Perhaps some rules weren't made to be broken. In April 2016, Maxwell Osborne and Dao-Yi Chow of Public School announced they would be showing their brand's collections off-calendar, choosing to adhere more closely to the menswear and pre-collections schedule — and therefore closer to retail delivery dates — in December and June. Instead of showing "Spring" and "Fall" collections, Public School would present "Collection 1," "Collection 2," and so forth.
"Showing twice a year with both men's and women's in one show will allow us to really develop our ideas cohesively throughout the year and subsequently slow the entire process down," designer Dao-Yi Chow said in the release announcing this change. "We can actually enjoy our collections as opposed to being tied to the calendar."
Now that the duo has vacated the creative director gig at DKNY, though, it seems they've had a change of heart.
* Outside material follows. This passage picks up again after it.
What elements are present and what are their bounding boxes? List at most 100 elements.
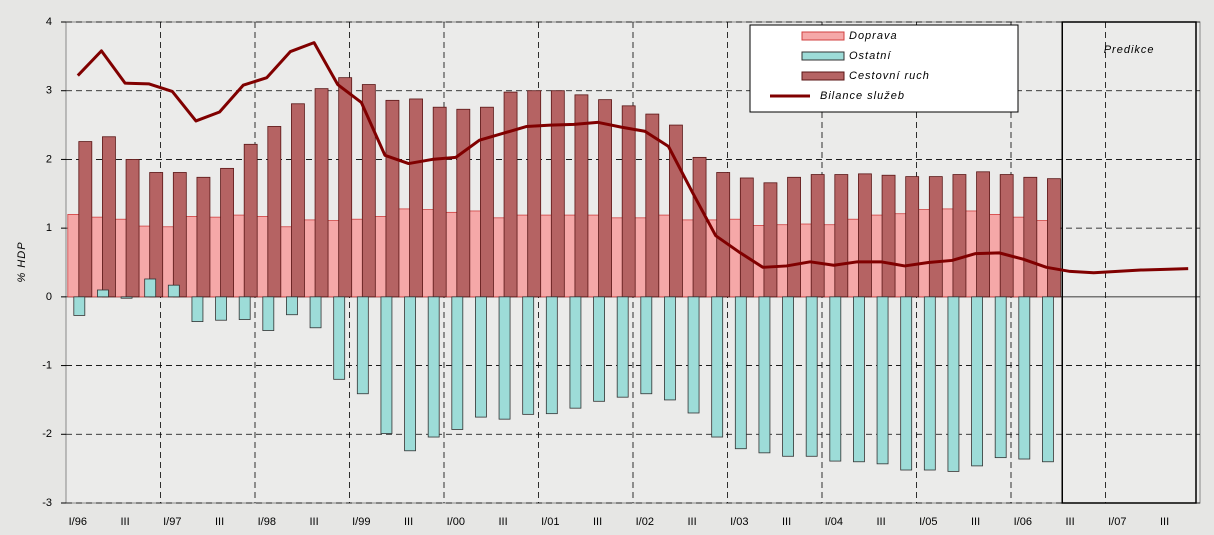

In an interview with Vogue.com's Nicole Phelps, Public School says they're "taking back" their slot on the official New York Fashion Week calendar, February 12 at 11:00 a.m. — "a slot we've always loved," according to Osbourne. Chow and Osbourne both say one reason they moved Public School is because, after showing DKNY and their own brand just days apart two seasons in a row, they wanted to create boundaries between the two to have the time to focus on each company. "The hardest thing was being in one place and having to think about the other place," Chow says.
"One of the reasons we moved Public School off calendar is because at the end of a show it's emotional," Osbourne adds. "You put a lot of effort into it, and to do it again within a couple of days and be emotional again, it's a lot."
The duo will still show menswear and womenswear together, but it's quite the turnaround from the stance Osbourne and Chow took while explaining the change to an audience at SCAD, just one day after announcing the new scheduling.
"Two years ago, we might not have done that; we would have been like, 'No, we're sticking to the schedule.' [We would] make sure we make everybody happy; make sure all the editors are there; make sure we don't step on anybody's toes. But now it's like — excuse my language — fuck it," Osbourne said at the time. "We're more comfortable this way. We want to show this way."